Os achados incidentais são inerentes a qualquer programa de rastreamento por imagem, mas ganham especial relevância no contexto da LDCT para câncer de pulmão. Os participantes elegíveis para esse rastreamento são tipicamente tabagistas pesados ou ex-tabagistas, uma população com risco elevado para múltiplos tipos de câncer, não apenas o pulmonar. A integração de IA aos programas de rastreamento pulmonar pode ajudar a sistematizar a detecção e o acompanhamento desses achados.

O estudo também destaca que 23% das mortes no NLST foram causadas por cânceres fora do pulmão, reforçando que ignorar achados incidentais representa uma oportunidade perdida significativa. Um programa de rastreamento que consiga gerenciar esses achados de forma eficaz agregaria valor muito além da detecção precoce do câncer de pulmão.

Impacto na Prática Clínica: Protocolos de Acompanhamento

O estudo fornece evidência clara de que programas de rastreamento de câncer de pulmão precisam incluir protocolos formais para manejo de achados incidentais. Na prática, isso significa que o radiologista que interpreta o exame deve ter um caminho definido para comunicar achados extrapulmonares relevantes ao médico solicitante, e que o serviço precisa de mecanismos para rastrear se o paciente recebeu o acompanhamento recomendado.

Essa necessidade se conecta diretamente com o debate sobre comunicação de achados críticos. Estudos anteriores mostram que falhas na comunicação de achados incidentais são uma das principais fontes de risco médico-legal em radiologia. Um sistema estruturado, seja ele manual ou apoiado por ferramentas tecnológicas integradas ao fluxo de trabalho, é fundamental para garantir que nenhum achado clinicamente significativo seja perdido.

Relevância para o Cenário Brasileiro

No Brasil, programas de rastreamento de câncer de pulmão por LDCT ainda são incipientes, concentrados em poucos centros de referência. À medida que esses programas se expandirem, a experiência do NLST oferece lições valiosas.
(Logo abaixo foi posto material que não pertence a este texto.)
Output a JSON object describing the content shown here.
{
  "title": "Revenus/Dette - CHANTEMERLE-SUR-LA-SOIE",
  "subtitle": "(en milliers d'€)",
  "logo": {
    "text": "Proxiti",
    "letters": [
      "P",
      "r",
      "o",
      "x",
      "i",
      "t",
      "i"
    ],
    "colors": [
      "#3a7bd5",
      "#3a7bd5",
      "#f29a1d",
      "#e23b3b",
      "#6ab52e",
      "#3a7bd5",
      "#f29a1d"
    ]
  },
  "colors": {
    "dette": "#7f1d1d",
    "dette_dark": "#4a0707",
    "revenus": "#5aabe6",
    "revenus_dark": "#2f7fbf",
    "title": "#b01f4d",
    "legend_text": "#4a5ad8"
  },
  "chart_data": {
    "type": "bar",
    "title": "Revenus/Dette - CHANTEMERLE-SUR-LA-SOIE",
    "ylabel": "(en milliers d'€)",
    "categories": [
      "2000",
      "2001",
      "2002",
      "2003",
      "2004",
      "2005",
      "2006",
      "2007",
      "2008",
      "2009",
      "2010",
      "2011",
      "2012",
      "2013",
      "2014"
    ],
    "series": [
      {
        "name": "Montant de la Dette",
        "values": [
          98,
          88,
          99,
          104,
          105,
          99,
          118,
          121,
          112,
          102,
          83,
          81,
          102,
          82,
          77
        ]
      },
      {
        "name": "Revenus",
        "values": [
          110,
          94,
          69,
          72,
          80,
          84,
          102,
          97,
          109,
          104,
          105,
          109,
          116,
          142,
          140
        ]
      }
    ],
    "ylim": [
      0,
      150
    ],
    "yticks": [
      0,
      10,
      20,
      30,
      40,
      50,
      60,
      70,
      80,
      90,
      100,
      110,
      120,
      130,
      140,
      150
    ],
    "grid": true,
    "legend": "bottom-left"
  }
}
A taxa de 6,8% de achados de câncer extrapulmonar reforça que os serviços brasileiros que implementarem rastreamento precisam estar preparados não apenas para tratar achados pulmonares, mas para gerenciar toda a cascata diagnóstica que os achados incidentais desencadeiam.
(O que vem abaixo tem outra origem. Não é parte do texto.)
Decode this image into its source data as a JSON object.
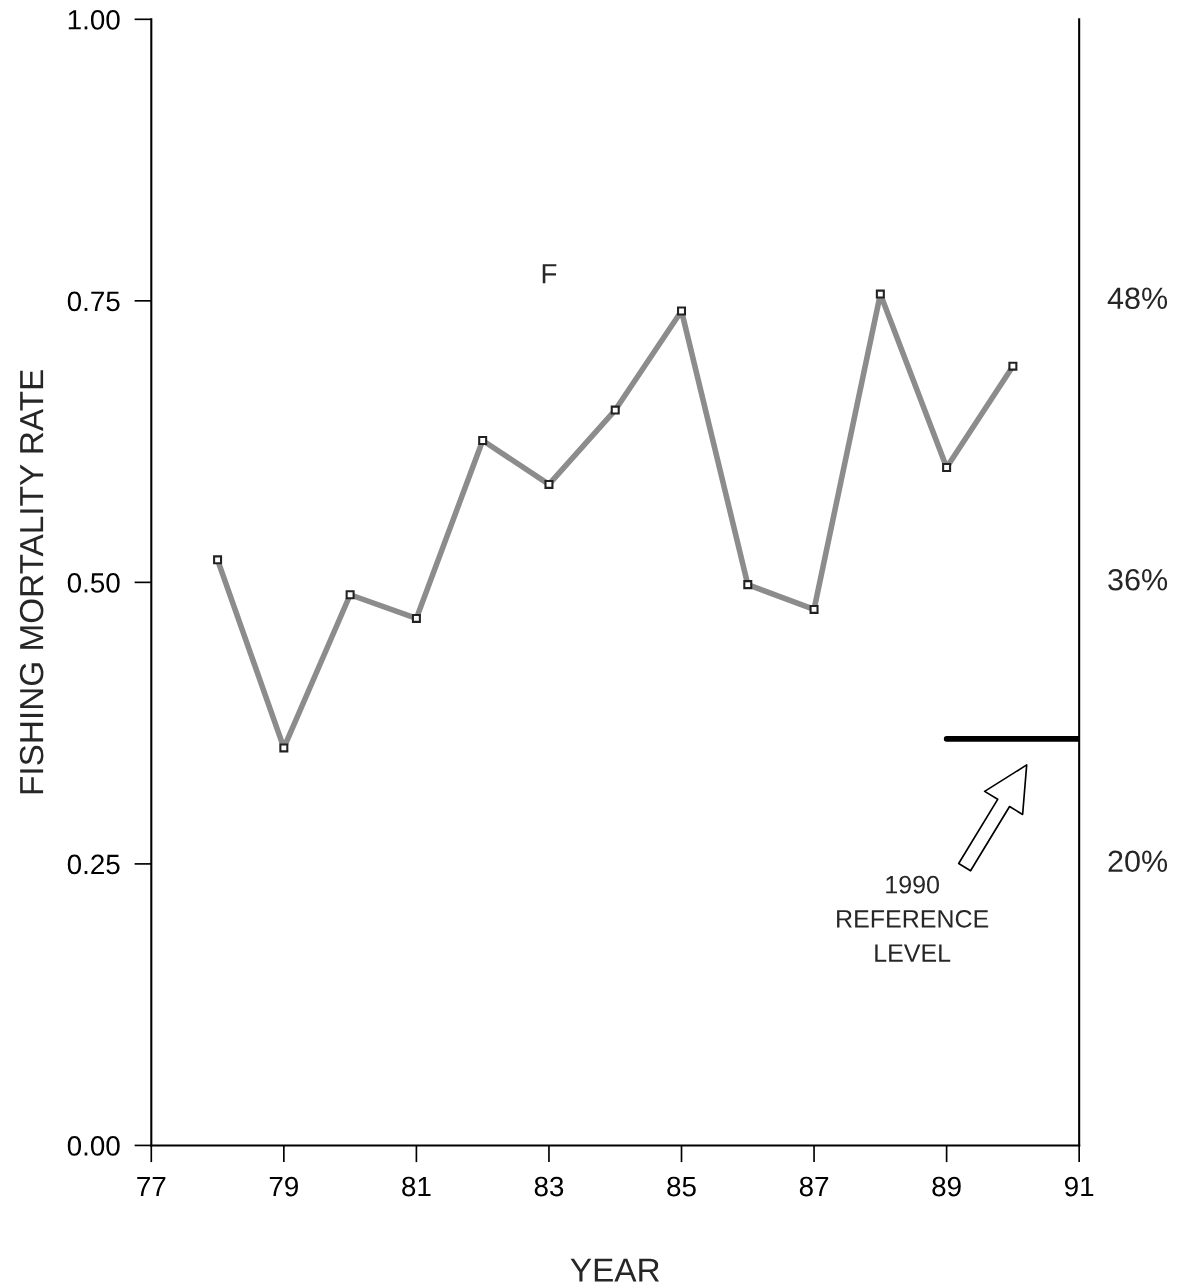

A telerradiologia e os sistemas de PACS avançados podem desempenhar papel crucial nesse cenário, permitindo que achados incidentais sejam rastreados e comunicados de forma sistemática, mesmo em unidades de saúde com recursos limitados.

Perspectivas Futuras

A pesquisa confirma que achados incidentais na LDCT de rastreamento são comuns e graves o suficiente para justificar investigação adicional. Os programas que conseguirem gerenciá-los de forma eficaz entregarão ainda mais valor aos pacientes do que o rastreamento pulmonar isolado. As limitações do estudo incluem que os dados provêm do NLST, realizado antes da adoção ampla de inteligência artificial para análise de imagens, e que os critérios de elegibilidade e seguimento podem diferir dos protocolos atuais.